L’occasion sera encore plus belle si un dirigeant est engagé fortement dans l’actionnariat, par exemple à titre d’actionnaire contrôlant ou d’actionnaire fondateur. En effet, une telle participation dans le capital décuple son pouvoir au sein de l’organisation. Par exemple, Bernie Ebbers était à la fois P.D.G., actionnaire important et fondateur de Worldcom, ce qui lui donnait un ascendant sur le personnel.

Dans le cas de Cinar, Micheline Charest et Ronald Weinberg étaient cofondateurs, coprésidents du conseil d’administration, cochefs de la direction, coactionnaires contrôlants et ils participaient activement aux activités quotidiennes de l’entreprise.

Charest agissait également à titre de productrice pour plusieurs films ou séries télévisées. Enfin, l’entreprise avait une taille relativement modeste, son chiffre d’affaires n’atteignant que 151 millions de dollars en 1999. Charest et Weinberg exerçaient donc un contrôle quasi absolu sur l’entreprise en plus de connaître celle-ci dans les moindres détails. On peut donc présumer qu’il n’existait aucun contrepoids à leur autorité au sein de l’entreprise.

Des incitations et des pressions trop orientées vers la performance

L’éclatement de bulles boursières s’accompagne souvent du dévoilement de fraudes commises par des directions d’entreprise (Jensen, 2005). Mais pourquoi une bulle boursière constitue-t-elle un contexte propice aux fraudes ou autres malversations émanant de la direction? Deux raisons expliquent ce phénomène.

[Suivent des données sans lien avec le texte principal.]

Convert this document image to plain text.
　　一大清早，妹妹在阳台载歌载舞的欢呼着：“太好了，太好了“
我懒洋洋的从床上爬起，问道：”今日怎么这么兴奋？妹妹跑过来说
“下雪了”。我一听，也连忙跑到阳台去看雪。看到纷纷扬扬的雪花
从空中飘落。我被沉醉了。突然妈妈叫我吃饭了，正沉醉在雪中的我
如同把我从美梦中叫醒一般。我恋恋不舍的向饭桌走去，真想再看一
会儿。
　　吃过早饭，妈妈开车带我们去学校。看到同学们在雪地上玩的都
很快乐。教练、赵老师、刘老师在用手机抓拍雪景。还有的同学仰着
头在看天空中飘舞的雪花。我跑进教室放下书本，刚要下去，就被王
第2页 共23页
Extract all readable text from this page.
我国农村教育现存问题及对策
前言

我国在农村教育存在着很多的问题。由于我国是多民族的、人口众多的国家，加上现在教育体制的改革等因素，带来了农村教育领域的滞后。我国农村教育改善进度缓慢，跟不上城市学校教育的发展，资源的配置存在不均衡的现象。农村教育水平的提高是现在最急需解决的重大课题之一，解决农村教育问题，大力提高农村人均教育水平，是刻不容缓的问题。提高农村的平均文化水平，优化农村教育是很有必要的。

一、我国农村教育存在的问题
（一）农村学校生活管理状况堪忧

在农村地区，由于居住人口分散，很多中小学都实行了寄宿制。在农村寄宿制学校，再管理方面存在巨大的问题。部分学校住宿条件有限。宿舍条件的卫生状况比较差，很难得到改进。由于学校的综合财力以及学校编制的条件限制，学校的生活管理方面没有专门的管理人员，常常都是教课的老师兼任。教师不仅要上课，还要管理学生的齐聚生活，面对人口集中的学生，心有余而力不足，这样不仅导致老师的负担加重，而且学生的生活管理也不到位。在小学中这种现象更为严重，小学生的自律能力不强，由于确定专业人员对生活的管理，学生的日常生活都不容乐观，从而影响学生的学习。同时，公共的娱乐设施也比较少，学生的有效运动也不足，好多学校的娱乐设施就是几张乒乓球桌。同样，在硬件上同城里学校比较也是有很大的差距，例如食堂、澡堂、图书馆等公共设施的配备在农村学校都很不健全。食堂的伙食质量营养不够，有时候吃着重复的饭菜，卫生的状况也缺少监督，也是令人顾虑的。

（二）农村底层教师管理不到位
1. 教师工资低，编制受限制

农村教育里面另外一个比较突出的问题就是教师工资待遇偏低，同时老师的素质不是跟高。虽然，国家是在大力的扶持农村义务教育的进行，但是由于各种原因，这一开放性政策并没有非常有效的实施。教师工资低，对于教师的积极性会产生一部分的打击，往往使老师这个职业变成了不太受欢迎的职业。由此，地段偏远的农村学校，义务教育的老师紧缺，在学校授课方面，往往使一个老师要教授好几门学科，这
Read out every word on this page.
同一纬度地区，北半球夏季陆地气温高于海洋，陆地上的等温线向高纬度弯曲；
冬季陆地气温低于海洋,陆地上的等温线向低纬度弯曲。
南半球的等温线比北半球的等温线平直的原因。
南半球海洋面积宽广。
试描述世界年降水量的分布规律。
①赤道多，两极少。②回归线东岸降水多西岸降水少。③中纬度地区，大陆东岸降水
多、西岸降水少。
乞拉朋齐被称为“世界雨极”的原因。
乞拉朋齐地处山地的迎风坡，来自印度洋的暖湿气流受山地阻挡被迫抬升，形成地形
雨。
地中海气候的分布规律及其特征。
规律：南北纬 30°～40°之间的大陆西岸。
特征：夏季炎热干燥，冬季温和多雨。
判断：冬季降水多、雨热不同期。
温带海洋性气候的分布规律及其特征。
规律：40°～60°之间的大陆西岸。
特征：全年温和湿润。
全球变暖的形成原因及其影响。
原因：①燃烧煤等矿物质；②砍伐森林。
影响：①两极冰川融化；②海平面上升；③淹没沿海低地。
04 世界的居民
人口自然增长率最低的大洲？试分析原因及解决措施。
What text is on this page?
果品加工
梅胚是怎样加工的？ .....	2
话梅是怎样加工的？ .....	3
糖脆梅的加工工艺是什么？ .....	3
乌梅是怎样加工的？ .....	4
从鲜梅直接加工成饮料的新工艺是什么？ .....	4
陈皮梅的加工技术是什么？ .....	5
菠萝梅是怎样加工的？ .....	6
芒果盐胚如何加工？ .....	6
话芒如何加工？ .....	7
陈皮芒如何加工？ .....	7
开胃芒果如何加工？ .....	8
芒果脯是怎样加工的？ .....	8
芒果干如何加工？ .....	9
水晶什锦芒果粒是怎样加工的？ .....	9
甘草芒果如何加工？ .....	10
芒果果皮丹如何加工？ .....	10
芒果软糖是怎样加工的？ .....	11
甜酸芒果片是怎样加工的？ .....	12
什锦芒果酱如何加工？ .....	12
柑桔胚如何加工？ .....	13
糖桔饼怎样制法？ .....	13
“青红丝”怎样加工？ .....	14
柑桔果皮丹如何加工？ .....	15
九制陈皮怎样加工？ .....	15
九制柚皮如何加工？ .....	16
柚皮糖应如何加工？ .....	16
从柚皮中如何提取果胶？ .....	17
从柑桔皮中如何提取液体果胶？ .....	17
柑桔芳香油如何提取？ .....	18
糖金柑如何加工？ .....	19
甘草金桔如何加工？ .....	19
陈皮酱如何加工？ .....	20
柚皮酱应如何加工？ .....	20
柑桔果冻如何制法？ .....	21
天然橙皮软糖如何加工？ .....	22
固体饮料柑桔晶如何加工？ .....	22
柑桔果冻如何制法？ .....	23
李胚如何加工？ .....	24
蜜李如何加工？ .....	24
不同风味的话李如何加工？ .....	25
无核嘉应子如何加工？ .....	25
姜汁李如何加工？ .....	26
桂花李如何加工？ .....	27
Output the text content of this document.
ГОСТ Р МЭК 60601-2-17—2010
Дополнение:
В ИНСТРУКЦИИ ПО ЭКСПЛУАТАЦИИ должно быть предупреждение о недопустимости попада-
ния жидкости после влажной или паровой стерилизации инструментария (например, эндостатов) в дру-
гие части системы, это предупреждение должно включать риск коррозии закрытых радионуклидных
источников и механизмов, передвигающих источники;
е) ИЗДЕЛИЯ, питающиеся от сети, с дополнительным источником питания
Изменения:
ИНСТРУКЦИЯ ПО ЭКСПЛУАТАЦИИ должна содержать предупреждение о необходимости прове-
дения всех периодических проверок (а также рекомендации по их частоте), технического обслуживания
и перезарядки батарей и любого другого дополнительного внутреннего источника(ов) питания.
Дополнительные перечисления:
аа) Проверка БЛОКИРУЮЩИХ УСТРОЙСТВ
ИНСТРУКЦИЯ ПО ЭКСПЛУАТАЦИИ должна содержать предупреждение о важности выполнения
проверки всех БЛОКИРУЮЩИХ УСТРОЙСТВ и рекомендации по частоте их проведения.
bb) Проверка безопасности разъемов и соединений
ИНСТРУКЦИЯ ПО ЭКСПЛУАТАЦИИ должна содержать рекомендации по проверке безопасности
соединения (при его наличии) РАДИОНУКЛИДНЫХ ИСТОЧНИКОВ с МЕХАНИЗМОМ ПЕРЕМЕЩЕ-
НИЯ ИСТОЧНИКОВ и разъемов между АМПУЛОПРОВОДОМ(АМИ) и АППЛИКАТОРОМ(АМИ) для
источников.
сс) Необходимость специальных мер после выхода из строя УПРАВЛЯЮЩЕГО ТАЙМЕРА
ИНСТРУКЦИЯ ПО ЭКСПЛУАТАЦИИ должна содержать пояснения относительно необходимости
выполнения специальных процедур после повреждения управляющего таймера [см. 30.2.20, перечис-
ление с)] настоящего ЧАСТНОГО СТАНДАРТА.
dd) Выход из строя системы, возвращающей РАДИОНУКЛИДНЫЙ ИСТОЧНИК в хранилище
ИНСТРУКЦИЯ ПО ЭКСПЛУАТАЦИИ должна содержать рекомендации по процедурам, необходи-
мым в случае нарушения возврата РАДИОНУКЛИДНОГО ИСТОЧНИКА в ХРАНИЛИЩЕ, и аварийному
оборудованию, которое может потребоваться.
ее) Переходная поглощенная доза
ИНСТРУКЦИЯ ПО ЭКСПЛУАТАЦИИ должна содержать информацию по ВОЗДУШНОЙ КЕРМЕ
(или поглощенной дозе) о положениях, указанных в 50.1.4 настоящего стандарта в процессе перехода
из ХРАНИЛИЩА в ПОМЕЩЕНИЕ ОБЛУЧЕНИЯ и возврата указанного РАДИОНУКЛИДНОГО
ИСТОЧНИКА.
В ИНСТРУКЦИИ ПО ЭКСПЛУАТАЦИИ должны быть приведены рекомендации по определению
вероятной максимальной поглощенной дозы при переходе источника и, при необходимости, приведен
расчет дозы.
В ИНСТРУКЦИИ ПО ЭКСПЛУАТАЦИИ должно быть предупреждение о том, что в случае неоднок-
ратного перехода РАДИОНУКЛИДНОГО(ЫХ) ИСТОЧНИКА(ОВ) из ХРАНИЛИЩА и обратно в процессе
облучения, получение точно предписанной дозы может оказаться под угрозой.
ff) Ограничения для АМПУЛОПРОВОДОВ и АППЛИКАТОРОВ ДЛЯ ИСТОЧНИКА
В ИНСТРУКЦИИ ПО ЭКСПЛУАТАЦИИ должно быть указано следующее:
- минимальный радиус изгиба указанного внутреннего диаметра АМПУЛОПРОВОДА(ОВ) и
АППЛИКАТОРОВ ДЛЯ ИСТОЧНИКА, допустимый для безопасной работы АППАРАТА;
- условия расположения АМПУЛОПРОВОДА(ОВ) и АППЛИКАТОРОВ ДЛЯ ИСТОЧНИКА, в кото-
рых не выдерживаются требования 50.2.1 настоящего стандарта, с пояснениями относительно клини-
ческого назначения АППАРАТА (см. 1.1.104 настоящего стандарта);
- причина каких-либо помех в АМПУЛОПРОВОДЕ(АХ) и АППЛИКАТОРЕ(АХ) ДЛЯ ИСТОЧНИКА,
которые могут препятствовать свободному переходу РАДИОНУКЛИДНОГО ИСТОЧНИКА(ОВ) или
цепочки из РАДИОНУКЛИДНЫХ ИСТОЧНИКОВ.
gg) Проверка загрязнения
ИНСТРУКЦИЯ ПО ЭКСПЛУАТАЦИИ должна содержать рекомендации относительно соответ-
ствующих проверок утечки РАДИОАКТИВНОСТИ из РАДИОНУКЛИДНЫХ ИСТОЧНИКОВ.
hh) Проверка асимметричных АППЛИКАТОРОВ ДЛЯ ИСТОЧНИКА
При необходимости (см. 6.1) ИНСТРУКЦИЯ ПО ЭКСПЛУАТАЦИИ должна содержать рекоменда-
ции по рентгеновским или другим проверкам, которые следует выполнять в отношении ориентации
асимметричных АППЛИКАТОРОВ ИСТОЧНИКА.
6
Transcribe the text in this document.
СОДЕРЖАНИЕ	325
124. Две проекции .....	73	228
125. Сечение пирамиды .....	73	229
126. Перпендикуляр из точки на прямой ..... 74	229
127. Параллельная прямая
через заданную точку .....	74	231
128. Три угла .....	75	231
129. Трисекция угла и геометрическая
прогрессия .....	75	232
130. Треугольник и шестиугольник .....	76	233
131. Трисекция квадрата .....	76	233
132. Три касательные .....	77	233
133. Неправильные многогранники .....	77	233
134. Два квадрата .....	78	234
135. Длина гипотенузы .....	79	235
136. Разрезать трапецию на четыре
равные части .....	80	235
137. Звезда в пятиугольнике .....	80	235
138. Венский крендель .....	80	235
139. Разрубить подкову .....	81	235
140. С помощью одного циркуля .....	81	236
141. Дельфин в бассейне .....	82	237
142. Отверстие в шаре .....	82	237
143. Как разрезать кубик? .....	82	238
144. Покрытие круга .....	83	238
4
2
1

D’une part, dans un contexte de bulle, la cote boursière de plusieurs sociétés reflète des anticipations de bénéfices optimistes, impliquant des taux de croissance élevés. Toute annonce de bénéfices qui ne répond pas aux attentes du marché boursier, ne serait-ce que de un ou deux cents par action, se traduit immanquablement par une chute brutale de la cote, les investisseurs révisant à la baisse les projections de bénéfices futurs de l’entreprise. Si la performance de l’entreprise commence à s’essouffler, il est tentant pour la direction de manipuler les résultats comptables pour faire en sorte que le bénéfice par action annoncé corresponde aux attentes du marché ou les dépasse légèrement. Dans le contexte français, le cas de Vivendi Universal est frappant à cet égard : la firme a adopté une communication financière mensongère et utilisé diverses astuces comptables dans le but de séduire les marchés boursiers (voir l’encadré 2).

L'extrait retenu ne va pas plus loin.